Ивон обвел глазами вторую половину комнаты, которую забыл осмотреть. Он увидел тяжелую дубовую мебель, но его глаз не уловил ни одной из тех бесчисленных безделушек, которые обыкновенно служат доказательством, что здесь живет женщина.

– Нет, – сказал он себе, – это не ее жилище. Меня уложили в комнате, которая, кажется, уже давно необитаема.

Из чувства благодарности, конечно, но отчасти и из эгоистичного желания разбудить свою сиделку, кавалер протянул губы к маленькой ручке, на которой покоилась голова девушки, и поцеловал тонкие розовые пальчики.

Но хорошенькая соня не очнулась.

«Утомление берет свое», – подумал Ивон.

И с большей смелостью кавалер потянулся ко лбу, склоненному к нему. Одной благодарностью нельзя было бы объяснить этого второго, немножко затянувшегося поцелуя молодого человека.

Спящая не сделала ни малейшего движения, и звук ее дыхания оставался по-прежнему ровен.

Ивон, без сомнения, входил во вкус своего положения, потому что он уже собирался продолжить свои поцелуи, как вдруг остановился.

Странный шум, который он сначала принял за уличный, поразил его ухо.

С разных концов дома слышались какие-то неясные звуки: то как будто многочисленные приглушенные шаги, то едва слышный шепот. Глухие удары топора, как будто кто-то пытался скрыть свою таинственную работу, повторялись то там, то здесь. Неопределенный шум, различимый только в тишине ночи, временами долетал из коридоров и с лестниц. По легкому шороху у самой двери Ивон догадывался, что это крадущиеся шаги скользили мимо его комнаты.

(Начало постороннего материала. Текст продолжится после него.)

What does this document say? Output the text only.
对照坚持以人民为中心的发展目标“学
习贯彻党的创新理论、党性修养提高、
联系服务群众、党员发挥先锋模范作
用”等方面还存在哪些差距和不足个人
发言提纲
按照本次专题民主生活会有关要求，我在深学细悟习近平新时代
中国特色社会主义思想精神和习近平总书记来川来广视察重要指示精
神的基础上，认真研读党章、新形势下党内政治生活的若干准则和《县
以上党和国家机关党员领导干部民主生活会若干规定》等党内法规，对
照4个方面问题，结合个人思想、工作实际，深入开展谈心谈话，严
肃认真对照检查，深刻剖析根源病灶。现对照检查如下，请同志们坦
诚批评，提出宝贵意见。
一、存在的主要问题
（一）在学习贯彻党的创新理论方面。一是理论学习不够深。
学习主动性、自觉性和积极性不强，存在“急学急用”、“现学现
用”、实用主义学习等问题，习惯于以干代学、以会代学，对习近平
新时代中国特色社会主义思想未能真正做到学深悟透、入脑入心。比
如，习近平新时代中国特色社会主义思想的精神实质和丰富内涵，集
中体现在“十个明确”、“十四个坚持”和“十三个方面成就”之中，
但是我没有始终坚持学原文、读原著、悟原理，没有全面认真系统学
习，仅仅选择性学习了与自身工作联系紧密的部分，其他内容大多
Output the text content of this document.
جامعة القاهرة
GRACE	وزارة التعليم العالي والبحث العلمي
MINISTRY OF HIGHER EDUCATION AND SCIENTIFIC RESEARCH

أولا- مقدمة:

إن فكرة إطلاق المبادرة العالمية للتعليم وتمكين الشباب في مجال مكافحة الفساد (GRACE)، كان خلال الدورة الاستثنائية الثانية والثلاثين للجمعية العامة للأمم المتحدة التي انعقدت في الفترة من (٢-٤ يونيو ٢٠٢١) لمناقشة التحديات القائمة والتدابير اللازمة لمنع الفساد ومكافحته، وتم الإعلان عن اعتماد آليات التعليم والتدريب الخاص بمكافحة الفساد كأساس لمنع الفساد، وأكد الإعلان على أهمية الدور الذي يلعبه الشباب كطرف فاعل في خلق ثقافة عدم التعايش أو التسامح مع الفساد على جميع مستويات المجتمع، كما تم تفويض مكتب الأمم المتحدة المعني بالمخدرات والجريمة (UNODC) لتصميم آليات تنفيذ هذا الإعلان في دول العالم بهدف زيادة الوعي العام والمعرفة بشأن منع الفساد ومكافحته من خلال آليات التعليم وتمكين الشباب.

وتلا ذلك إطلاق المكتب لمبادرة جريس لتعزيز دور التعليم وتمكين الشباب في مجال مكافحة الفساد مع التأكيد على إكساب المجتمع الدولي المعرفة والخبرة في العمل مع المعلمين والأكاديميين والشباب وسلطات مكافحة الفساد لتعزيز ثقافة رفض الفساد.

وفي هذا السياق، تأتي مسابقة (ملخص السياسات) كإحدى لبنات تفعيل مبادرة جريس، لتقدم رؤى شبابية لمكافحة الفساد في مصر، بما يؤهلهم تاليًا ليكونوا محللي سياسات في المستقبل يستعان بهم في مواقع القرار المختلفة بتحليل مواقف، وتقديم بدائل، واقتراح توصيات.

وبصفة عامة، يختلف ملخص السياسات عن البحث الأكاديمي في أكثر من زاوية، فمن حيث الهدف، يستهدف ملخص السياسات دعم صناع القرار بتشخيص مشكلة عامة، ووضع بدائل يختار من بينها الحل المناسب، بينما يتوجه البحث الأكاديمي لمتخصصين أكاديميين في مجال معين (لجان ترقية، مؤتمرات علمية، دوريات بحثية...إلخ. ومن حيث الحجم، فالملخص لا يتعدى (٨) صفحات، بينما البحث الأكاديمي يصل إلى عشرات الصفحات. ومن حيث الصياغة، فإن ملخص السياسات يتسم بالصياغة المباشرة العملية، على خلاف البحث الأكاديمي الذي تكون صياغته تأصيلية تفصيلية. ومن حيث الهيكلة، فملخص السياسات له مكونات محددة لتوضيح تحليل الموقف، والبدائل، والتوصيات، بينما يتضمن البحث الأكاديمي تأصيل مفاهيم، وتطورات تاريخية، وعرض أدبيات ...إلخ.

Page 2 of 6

«Это странно, – подумал он, – дом как будто полон людьми. Что они могут делать здесь ночью?»

Неизвестно по какому наитию, Ивон заподозрил, что весь этот таинственный шум наверняка скрывает опасность для этой женщины, и решился непременно разбудить ее.

Он приподнял голову прелестной сиделки. Девушка издала один из тех тихих стонов, какие дети издают в глубоком сне, и, когда, усадив ее в кресле, Ивон отнял руки, голова ее вновь тяжело упала на постель.

Подобный толчок мог бы пробудить от самого крепкого сновидения, а незнакомка между тем не очнулась. «Странно!» – думал удивленный Ивон. Он решился на еще одну попытку. Но молодой человек плохо рассчитал свои силы. Не успел он протянуть руку, как почувствовал слабость, головокружение и шум в ушах. Спустя мгновение он потерял сознание.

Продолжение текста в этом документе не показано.